FordPass HMI Challenge.

Streamlining Trip Filtering for In-Car Infotainment.

01 | The Sprint: High-Stakes HMI Design

The Challenge: In a rapid 8-hour sprint, I was tasked with designing a trip-filtering feature for the FordPass In-Car Infotainment System. The goal was to solve a specific productivity gap: allowing professional users to categorise and export journey data for quarterly expense reporting.

  • The Persona: Peter, a tech-savvy professional balancing business and personal mileage.

  • The Environment: A high-constraint HMI (Human-Machine Interface) where safety and legibility are the primary guardrails.

Staff-Level Strategic Framing:

  • Role: Lead Product Designer (Rapid Sprint).

  • Core Conflict: Balancing deep data retrieval with the strict safety protocols of an in-vehicle environment.

02 | Rapid Discovery: The "Helicopter View"

To meet the tight deadline, I utilized a "Helicopter View" approach—moving quickly from messy ideation to structured requirements without losing sight of the cohesive vision.

  • Analogue Ideation: I began with physical sketching to map user goals (e.g., 6-month data retrieval) against hardware constraints (e.g., ignition status) before moving to Figma.

  • Empathy Mapping: I identified that Peter’s primary friction wasn't just "finding data," but the cognitive load of manual note-taking while in a vehicle.

03 | Strategic Constraints: Safety as a Feature

At the Staff level, deciding what not to build is as critical as the design itself. I established two non-negotiable guardrails:

  1. Safety-First (Hard Constraint): Journey filtering is strictly disabled while the vehicle is in motion. By prioritising driver safety over feature access, I ensured the system adheres to global automotive safety standards.

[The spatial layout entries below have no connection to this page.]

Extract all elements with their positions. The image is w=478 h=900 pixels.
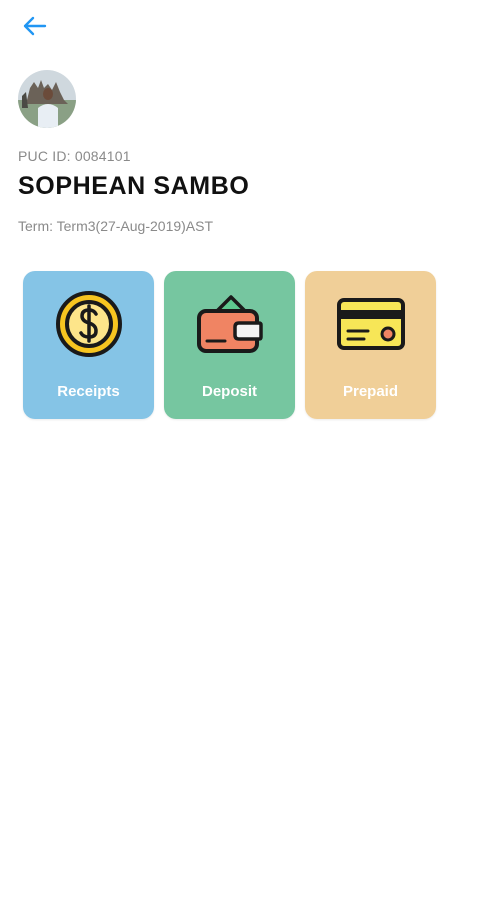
student-id: PUC ID: 0084101 — [18, 148, 131, 164]
arrow-left-icon — [23, 16, 47, 36]
receipts-label: Receipts — [57, 383, 120, 400]
back-button[interactable] — [18, 12, 50, 40]
prepaid-label: Prepaid — [342, 383, 399, 400]
receipts-card[interactable]: Receipts — [23, 271, 154, 419]
deposit-card[interactable]: Deposit — [164, 271, 295, 419]
prepaid-card[interactable]: Prepaid — [305, 271, 436, 419]
wallet-icon — [195, 289, 265, 359]
credit-card-icon — [336, 289, 406, 359]
deposit-label: Deposit — [201, 383, 257, 400]
menu-cards: Receipts Deposit Prepaid — [23, 271, 436, 419]
dollar-coin-icon — [54, 289, 124, 359]
student-name: SOPHEAN SAMBO — [18, 172, 250, 200]
term-info: Term: Term3(27-Aug-2019)AST — [18, 218, 214, 234]
avatar — [18, 70, 76, 128]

  2. Zero-Barrier Entry: To provide a "Seamless A-to-B" experience, I removed login friction. The system identifies the driver via the ignition/key-fob, allowing for immediate utilisation.

04 | Architecture: The Linear Diary

I transformed a complex branching system into a Linear Diary experience, reducing "menu-diving" and keeping the user focused on the task at hand.

  • The Flow: Entry (Calendar) → Filter (Date Range) → Review (Consolidated Metrics) → Action (Map/List Verification).

  • Staff Insight: I focused on Information Architecture (IA) that prioritises "glanceability", ensuring Peter can verify a client location in seconds.

05 | Low-Fidelity Execution: Designing for the "Thumb"

Designing for HMI requires sweating the details of physical interaction. My wireframes focused on High-Contrast Legibility and "Thumb-Friendly" touch targets.

  • Contextual Grouping: Metrics (miles, fuel, time) are grouped to minimise eye strain and cognitive load -essential for in-car productivity.

  • Persistent State: A "Dual-View Toggle" allows users to switch between Map and List views without losing their filter settings, maintaining System Status visibility.

06 | Staff Reflections: High-Velocity Design

This challenge served as a stress test for my ability to set direction under extreme time constraints.

  • HMI Expertise: I demonstrated a deep understanding of vehicle hardware constraints, specifically the logic of Stationary vs. Motion states.

  • Productivity over "Feature Creep": By focusing strictly on expense reporting, I delivered an MVP that is business-ready and technically feasible.

  • Systems Thinking: I translated "Picasso-style" scribbles into a professional and auditable user flow that could be handed off to engineering immediately.